For years now I politely listened to smug do-gooders going on about how they're above engaging in the practice of setting goals for the coming year.
If you listen to the resolution-haters, we resolution-makers are a forlorn lot; apparently we should develop our objectives throughout the 52-week cycle rather than engage in the inane exercise of making the end of year a time of reflection and goal setting.
Message to the resolution rebels: get over yourselves.
Organizations and individuals everywhere are evaluated on achievement during a defined period.
Companies are measured against annual revenue targets.
Non-profits set yearly fundraising goals.
Sports teams are defined in terms of yearly success (seasons), e.g. 2012 Super Bowl Champions.
Students are judged annually in what we commonly refer to as grades.
So what is wrong with writing goals for yourself and then evaluating your performance against those targets at the end of a set period of time (i.e. 12 months)?

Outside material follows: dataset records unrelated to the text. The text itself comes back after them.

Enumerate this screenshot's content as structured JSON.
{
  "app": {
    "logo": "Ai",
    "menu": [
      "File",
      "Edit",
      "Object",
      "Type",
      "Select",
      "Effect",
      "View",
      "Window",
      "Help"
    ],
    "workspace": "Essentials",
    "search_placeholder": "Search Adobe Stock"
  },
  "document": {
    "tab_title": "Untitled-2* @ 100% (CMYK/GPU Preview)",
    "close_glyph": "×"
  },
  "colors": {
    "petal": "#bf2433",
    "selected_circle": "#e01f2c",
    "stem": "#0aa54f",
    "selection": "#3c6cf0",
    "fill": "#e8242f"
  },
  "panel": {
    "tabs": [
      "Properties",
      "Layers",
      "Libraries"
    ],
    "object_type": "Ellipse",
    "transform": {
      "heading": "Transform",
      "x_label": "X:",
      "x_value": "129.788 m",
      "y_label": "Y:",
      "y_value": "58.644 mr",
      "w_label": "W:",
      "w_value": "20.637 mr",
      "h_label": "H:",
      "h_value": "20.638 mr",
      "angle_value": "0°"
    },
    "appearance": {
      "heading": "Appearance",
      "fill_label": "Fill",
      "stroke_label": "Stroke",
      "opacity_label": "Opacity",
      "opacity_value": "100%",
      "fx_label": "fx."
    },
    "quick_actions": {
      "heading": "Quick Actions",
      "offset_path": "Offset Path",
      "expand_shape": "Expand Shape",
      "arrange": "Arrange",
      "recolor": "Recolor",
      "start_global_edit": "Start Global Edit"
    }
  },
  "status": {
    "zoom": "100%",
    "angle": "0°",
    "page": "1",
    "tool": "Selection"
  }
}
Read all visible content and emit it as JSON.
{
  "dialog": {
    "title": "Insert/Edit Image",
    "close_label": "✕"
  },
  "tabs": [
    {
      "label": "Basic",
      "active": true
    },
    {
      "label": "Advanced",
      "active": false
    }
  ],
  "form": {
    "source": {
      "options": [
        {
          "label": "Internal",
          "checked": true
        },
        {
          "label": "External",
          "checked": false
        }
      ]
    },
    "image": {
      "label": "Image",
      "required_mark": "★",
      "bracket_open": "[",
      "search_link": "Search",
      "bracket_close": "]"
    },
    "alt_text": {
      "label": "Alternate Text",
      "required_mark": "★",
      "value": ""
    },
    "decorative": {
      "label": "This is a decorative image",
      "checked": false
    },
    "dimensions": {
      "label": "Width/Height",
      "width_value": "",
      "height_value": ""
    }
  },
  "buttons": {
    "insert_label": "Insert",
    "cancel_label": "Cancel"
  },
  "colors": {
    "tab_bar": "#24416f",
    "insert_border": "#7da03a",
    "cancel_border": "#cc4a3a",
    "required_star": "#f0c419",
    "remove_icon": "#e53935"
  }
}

Sure, I monitor my progress throughout the year. Of course I develop ambitions throughout the weeks and chart new direction as I see fit -- course corrections. But that doesn't mean that using the calendar year as a milestone -- time to reflect -- time to plan -- is a bad idea.
My preference is to set positive goals, e.g. compete in another triathlon. But that's not to say that those who instead set a target to lose 20 lbs. are in the wrong -- whatever works for you.
Not that you asked, but I like to establish goals in four categories: business; health; family; personal.
I fold a piece of paper in fours to develop the four quadrants. There I scribe what I hope to be achievable but challenging objectives.
New Year's Eve morning is a time to look back on the piece of paper from last year, kept next to my bed -- 2011 edition now tattered from many months of use -- regularly unfolded for review and reflection.
The afternoon of December 31st is goal-setting time. What do I want to accomplish in the coming year?
Ideas don't just magically materialize . . . I've been thinking about this for months -- might even have a head start on a few resolutions likely to find their way onto the sheet for the coming year.
Obviously some of this rant is tongue-and-cheek, but I do grow weary from the high-mindedness of the outspoken critics of resolution making.
One of the keys to being successful is establishing targets and measuring your progress against milestones.
The beginning of a new year is as good a time as any to set your sights on what you hope to achieve. Three hundred sixty five days is a perfectly acceptable amount of time to use as a benchmark.
For me, 2012 was a great year in most every way. Looking back over the last 12 months and measuring my progress against objectives leaves a smile on my face and motivates me to reach even further in '13.
If it is not cynicism that keeps you from the resolution process but rather the futility of it all, might I offer a few unsolicited tips:
• Write down your goals
• Make them challenging but attainable
• Keep them close so that you can regularly review
• Share a few of your goals with friends and family, ask people to hold you accountable
• Think in terms of what you want to accomplish rather than punishing yourself with what you want to stop doing (e.g. run a 5K instead of stop eating cupcakes)
For those among you who still refuse to lower yourself to such a puerile endeavor: keep your "I don't do resolutions because I am better than you" opinion to yourself -- please.
Happy New Year to all; I look forward to continuing the spirited discourse in the coming year.